A view of the trench Nova Scotia artist and Afghanistan War veteran Jessica Lynn Wiebe built at the First and Second World War Monuments on the campus of Acadia University.

Peter Mallett, Staff Writer ~

The newest project by artist Jessica Lynn Wiebe involved filling and stacking 550 sandbags around the First and Second World War monuments at the Acadia War Memorial in Wolfville, Nova Scotia. 

The former Canadian Armed Forces Reservist, now an Artist in Residence at the MacPhee Centre for Creative Learning in Dartmouth, N.S., says her performance art piece was physically demanding to create, and unorthodox.

In late May, as part of King’s County Uncommon Common Art Exhibit, Wiebe and a team of participants (veterans and civilians) built a trench wall around the war monuments located on the Acadia University campus.

“Monuments tend to merge with the landscape over time and become invisible in our every day. The temporary trench built around the war memorial protects memory and disrupts the invisibility,” explains Wiebe. “This performance-based installation investigates the physical experience and sacrifices of war that monuments represent. It is about linking a new generation of soldiers and their experience of war with former generations, and at the same time bridging the gap between civilian understanding and military experience.”
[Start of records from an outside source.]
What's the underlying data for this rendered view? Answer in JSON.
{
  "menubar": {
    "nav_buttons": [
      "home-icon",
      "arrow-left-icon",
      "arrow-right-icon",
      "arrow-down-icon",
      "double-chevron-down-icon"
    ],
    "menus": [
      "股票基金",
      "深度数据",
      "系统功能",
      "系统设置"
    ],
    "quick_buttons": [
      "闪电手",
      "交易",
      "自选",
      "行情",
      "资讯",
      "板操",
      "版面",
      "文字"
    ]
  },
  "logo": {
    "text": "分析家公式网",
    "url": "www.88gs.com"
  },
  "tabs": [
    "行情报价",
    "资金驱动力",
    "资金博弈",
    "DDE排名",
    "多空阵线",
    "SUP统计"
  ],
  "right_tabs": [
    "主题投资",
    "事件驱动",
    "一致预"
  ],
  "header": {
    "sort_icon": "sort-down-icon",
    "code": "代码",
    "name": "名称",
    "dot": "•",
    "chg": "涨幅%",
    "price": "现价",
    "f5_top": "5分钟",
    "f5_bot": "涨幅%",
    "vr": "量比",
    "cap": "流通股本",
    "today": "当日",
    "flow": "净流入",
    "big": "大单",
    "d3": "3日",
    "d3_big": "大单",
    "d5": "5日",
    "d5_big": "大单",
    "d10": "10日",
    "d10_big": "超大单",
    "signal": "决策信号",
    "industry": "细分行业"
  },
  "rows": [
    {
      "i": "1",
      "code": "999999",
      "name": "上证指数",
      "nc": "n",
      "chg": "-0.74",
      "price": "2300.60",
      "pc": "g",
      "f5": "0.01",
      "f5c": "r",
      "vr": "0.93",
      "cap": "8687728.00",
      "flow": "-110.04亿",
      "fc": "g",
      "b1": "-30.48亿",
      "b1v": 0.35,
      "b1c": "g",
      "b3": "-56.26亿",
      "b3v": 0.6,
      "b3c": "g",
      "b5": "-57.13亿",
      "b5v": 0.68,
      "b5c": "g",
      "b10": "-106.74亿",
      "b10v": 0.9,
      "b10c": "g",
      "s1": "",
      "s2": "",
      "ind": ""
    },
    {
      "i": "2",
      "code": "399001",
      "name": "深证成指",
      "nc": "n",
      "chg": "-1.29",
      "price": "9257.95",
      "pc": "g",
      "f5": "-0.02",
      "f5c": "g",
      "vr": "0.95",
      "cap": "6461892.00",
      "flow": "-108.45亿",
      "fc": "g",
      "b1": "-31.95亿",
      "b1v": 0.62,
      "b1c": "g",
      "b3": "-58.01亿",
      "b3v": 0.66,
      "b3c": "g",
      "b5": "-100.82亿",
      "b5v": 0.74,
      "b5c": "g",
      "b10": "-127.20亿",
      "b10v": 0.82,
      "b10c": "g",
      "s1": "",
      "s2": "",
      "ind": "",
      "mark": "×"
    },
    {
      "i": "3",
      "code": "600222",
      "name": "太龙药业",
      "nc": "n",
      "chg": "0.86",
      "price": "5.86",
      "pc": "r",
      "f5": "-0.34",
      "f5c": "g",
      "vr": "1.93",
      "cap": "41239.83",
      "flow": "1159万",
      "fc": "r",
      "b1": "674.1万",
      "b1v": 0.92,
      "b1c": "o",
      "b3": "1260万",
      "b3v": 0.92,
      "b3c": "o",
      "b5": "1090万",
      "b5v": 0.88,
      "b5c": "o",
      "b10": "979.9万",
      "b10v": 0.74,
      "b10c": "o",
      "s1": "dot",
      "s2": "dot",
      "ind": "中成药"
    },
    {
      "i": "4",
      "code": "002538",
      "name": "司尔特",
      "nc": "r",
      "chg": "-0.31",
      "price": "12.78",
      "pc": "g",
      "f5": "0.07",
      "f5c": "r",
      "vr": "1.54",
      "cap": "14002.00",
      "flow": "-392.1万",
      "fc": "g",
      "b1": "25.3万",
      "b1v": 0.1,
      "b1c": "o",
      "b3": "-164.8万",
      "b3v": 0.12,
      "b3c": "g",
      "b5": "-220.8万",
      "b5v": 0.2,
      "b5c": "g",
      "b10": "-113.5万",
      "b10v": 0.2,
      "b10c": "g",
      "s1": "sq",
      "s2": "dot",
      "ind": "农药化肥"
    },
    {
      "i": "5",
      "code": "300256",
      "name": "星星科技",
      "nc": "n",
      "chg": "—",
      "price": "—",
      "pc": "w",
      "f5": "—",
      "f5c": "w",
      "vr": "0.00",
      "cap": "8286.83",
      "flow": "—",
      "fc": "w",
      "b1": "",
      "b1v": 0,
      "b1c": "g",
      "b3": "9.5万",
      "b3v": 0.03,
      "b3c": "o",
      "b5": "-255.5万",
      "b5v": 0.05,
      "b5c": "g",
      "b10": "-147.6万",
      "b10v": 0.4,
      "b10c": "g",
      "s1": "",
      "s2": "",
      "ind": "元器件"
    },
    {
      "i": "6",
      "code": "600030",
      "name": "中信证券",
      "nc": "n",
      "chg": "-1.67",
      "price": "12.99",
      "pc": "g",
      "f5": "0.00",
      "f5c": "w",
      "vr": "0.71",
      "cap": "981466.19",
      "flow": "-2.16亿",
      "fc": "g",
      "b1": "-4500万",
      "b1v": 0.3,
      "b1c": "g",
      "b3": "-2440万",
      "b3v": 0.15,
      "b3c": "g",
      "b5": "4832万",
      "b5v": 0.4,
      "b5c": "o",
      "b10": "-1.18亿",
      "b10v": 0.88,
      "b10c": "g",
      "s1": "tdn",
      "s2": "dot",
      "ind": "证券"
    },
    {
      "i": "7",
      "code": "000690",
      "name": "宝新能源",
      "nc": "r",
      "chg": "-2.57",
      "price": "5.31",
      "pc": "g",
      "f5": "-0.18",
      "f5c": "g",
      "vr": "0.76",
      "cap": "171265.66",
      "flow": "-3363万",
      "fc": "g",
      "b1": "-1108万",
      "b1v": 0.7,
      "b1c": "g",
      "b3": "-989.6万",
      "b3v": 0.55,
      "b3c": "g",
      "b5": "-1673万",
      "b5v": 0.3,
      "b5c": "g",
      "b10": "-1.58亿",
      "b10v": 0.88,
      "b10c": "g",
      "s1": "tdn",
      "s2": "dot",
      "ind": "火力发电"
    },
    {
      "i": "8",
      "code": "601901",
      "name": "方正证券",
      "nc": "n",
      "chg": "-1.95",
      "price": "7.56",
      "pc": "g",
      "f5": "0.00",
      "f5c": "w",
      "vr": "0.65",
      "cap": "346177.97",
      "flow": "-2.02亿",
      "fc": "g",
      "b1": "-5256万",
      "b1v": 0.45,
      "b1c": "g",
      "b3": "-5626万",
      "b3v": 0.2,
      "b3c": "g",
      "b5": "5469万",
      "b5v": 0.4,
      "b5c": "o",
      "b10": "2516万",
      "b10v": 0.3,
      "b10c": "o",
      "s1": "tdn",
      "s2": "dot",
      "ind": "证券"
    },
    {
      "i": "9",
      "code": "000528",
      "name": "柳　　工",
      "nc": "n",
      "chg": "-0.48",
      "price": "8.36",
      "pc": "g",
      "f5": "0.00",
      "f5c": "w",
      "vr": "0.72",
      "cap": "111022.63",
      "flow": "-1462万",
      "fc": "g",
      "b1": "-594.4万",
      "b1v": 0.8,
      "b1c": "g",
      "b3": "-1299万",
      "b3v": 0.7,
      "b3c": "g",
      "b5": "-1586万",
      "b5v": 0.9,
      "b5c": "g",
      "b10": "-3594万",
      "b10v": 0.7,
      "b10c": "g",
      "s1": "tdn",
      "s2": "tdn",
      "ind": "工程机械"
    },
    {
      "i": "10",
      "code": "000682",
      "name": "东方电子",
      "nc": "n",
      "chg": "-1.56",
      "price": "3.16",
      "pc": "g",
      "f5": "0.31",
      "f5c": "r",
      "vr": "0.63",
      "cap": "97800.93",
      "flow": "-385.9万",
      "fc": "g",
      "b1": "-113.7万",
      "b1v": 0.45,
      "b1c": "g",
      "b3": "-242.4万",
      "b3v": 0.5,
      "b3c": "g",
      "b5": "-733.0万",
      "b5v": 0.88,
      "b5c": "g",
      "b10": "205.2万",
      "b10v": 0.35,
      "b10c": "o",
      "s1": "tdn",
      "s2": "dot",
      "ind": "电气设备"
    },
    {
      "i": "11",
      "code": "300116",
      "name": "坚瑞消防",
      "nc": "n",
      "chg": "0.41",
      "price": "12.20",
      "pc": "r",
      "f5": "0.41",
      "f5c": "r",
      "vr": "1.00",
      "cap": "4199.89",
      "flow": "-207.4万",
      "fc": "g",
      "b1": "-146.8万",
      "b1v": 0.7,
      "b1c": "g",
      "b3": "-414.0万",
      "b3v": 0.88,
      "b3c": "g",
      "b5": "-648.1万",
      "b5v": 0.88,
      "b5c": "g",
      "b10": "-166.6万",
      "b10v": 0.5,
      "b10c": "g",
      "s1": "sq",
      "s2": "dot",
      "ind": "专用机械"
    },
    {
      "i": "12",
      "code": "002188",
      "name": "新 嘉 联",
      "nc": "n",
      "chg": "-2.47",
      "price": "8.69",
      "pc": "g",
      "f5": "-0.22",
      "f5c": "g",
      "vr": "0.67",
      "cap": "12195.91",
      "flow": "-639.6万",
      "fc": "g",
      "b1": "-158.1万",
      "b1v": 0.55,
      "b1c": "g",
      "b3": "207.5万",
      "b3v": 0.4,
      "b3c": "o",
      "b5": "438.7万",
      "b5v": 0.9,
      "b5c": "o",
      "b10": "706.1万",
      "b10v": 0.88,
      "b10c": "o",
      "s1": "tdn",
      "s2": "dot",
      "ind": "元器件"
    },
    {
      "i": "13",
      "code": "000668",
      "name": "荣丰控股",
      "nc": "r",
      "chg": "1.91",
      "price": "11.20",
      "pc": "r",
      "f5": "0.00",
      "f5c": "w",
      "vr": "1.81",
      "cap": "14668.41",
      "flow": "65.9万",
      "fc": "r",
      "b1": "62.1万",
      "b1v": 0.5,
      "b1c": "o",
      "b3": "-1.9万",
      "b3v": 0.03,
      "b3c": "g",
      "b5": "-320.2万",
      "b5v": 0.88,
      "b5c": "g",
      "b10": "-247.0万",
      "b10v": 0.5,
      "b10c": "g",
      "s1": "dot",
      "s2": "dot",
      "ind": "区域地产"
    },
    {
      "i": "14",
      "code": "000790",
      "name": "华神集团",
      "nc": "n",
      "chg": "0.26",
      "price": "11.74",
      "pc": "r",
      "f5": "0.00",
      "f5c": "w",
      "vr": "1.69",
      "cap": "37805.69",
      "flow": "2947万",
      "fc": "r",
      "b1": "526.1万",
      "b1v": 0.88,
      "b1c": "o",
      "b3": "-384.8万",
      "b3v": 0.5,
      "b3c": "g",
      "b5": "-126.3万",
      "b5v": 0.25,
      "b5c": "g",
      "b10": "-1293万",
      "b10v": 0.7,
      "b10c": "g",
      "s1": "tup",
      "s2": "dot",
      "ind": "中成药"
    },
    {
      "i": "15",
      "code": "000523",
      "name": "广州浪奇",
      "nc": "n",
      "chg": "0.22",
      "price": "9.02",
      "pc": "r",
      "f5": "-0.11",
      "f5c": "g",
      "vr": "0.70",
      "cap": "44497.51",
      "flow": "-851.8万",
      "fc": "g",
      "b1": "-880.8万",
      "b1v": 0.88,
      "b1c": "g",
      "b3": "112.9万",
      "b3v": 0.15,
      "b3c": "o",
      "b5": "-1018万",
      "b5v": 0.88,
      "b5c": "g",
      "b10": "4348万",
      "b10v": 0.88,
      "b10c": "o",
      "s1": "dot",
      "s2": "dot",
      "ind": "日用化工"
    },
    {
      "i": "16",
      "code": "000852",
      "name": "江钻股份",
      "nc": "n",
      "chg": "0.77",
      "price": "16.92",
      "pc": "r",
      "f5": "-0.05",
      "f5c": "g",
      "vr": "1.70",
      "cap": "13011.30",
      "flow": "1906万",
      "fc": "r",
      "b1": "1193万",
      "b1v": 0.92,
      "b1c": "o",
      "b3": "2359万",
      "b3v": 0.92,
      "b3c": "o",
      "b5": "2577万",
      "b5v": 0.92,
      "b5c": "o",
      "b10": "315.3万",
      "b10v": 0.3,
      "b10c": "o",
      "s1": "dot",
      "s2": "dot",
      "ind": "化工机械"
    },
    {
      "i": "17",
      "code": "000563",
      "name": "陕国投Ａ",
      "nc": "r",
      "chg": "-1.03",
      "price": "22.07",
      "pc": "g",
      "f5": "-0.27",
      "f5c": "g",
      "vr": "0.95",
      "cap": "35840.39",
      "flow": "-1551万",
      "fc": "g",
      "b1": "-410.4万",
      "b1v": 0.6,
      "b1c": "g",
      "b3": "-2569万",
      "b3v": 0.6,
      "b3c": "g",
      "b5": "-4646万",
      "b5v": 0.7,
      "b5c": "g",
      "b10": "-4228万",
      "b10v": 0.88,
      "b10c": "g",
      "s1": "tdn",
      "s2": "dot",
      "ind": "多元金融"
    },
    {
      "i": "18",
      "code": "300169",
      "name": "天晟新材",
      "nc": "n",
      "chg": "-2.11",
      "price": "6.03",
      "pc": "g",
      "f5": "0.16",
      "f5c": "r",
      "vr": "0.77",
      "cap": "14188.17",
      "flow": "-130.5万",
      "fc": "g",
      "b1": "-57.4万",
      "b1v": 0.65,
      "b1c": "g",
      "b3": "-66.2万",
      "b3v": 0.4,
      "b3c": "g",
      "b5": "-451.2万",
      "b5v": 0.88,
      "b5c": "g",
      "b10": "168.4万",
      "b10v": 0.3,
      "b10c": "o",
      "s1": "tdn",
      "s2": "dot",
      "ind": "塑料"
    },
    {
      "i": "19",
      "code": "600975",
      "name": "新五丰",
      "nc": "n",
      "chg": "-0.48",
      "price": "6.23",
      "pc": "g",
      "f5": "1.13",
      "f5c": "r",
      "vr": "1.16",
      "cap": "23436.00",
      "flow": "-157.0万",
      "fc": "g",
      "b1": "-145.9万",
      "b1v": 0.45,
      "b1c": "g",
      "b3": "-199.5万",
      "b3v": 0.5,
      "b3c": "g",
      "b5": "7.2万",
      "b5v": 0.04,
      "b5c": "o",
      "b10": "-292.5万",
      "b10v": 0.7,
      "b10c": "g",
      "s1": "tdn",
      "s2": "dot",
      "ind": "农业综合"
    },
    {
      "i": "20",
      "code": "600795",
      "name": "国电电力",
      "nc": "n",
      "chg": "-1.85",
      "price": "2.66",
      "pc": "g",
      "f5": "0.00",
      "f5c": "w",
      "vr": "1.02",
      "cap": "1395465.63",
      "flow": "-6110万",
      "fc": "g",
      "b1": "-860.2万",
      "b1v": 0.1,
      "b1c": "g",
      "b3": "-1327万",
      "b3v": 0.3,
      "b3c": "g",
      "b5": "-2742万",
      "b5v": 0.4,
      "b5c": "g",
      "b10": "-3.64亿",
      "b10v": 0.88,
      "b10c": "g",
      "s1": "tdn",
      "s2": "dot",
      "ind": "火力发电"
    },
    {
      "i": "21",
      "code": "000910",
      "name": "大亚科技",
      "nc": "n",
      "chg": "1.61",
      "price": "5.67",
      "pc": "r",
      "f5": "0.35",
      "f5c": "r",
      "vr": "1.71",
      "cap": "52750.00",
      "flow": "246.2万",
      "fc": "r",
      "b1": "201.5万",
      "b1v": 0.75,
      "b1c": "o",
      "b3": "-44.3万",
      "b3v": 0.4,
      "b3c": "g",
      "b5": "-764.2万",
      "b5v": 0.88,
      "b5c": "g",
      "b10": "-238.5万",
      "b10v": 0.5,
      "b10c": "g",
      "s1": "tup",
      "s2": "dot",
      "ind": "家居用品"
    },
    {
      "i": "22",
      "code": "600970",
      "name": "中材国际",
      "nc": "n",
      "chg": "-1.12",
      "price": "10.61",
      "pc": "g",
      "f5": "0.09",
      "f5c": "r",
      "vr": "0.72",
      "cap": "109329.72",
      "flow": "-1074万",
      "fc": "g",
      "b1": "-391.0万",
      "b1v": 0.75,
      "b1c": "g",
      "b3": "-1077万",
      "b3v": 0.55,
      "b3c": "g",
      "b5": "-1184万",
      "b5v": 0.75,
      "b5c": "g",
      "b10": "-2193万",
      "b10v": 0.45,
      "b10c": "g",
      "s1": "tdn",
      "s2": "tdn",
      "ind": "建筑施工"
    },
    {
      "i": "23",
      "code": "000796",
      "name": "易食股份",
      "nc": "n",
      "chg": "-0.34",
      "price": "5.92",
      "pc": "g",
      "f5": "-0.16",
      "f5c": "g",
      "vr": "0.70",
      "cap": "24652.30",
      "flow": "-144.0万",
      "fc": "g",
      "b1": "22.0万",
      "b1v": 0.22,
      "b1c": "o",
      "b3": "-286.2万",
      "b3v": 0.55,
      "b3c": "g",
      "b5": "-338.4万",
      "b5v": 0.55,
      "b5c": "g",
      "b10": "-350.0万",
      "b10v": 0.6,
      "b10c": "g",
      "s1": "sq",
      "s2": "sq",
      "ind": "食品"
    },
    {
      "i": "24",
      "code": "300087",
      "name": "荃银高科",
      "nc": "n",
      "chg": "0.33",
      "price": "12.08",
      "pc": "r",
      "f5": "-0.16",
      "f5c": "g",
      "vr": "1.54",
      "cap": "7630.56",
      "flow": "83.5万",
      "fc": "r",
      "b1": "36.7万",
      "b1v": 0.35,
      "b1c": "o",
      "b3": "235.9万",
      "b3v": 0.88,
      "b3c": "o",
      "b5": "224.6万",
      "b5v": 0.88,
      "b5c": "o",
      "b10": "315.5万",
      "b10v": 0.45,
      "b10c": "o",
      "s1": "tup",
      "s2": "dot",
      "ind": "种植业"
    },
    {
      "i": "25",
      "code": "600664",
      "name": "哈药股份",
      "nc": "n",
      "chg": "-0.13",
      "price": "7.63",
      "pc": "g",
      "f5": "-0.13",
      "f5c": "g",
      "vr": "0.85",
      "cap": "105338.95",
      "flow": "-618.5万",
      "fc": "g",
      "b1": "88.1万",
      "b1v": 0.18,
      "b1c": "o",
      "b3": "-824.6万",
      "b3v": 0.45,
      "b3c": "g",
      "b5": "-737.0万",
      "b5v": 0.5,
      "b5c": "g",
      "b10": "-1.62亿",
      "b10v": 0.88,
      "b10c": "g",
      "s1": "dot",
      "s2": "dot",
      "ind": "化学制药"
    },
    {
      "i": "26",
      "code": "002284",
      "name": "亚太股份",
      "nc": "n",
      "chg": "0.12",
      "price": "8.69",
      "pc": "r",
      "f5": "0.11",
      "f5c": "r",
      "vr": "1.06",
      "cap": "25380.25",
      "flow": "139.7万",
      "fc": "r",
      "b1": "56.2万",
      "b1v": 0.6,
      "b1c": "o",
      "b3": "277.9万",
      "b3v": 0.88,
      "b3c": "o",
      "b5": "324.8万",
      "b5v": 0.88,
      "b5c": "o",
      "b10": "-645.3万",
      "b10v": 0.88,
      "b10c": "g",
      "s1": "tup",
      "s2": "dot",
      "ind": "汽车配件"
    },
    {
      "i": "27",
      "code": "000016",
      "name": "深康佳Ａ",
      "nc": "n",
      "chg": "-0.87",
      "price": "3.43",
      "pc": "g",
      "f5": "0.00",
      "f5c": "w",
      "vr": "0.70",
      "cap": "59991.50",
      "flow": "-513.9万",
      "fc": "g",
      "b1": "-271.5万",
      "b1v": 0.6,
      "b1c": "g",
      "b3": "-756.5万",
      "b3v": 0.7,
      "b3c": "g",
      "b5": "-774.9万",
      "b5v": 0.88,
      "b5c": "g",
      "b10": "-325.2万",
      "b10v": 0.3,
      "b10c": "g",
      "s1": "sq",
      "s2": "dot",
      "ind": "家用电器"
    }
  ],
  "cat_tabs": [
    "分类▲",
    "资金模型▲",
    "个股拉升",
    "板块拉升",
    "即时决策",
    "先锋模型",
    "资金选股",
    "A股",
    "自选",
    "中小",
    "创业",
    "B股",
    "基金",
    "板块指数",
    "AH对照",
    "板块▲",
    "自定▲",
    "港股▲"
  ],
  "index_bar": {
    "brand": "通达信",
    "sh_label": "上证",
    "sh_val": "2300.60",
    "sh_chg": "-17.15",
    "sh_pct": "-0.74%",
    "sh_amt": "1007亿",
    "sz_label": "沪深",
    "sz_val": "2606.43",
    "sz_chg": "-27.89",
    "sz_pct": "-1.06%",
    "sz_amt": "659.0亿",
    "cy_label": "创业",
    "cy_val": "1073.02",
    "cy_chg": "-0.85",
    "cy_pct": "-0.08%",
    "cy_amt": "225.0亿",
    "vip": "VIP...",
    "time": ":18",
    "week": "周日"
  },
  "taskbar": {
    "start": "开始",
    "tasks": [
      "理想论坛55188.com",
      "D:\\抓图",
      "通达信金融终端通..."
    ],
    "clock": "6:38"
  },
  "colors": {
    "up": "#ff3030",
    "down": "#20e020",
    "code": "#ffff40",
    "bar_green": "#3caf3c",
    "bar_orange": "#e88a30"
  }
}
The 29-year-old graduate of the Nova Scotia College of Art and Design draws inspiration from first-hand experience. Wiebe was an artillery gunner with the 26th Field Artillery Regiment in her home province of Manitoba, and in 2008 deployed to Afghanistan with the 2nd Battalion, Princess Patricia’s Canadian Light Infantry (PPCLI).

“Coming home from that experience [in Afghanistan] changes you,” says Wiebe. “Art does not always have to be cathartic or have healing power, art can be art. But I also believe it is important to artistically document Canada’s role in Afghanistan.”

Her ink drawings and mixed media sketches documenting the conflict in Afghanistan were exhibited at the Army Museum in Halifax’s Citadel Hill in 2013 and are still on display. In the collection is a variety of images portraying Canadian military members and civilians to showcase the human side of war. 

“As an artist, I feel it’s important to document not only the intensity of war, but also the daily activities of soldiers in training and in the downtime, sitting and waiting for their next set of orders.

“I remember watching motorcycles and trails of dust, vehicles overpopulated with people, animals and cargo, and the Afghan landscape; the dull beige landscape camouflages my experience and memories and finds its way into my work,” says Wiebe.

As part of this performance art piece, she packed a 25-kilogram concrete sandbag sculpted by hand into a rucksack and marched 14 kilometres from Camp Aldershot, where the sand bags were prepared, to the war memorial in Wolfville following the old Dominion Atlantic Railroad. The old railroad is now a walking and biking path that runs along Nova Scotia.

“The Dominion Atlantic Railroad transported thousands of soldiers from around Nova Scotia to Camp Aldershot for basic training before being sent to the trenches and battlefields of the First and Second World War,” she says. “The march was a genuine effort to symbolically tie the performance to the soldiers training and being transported through this landscape.”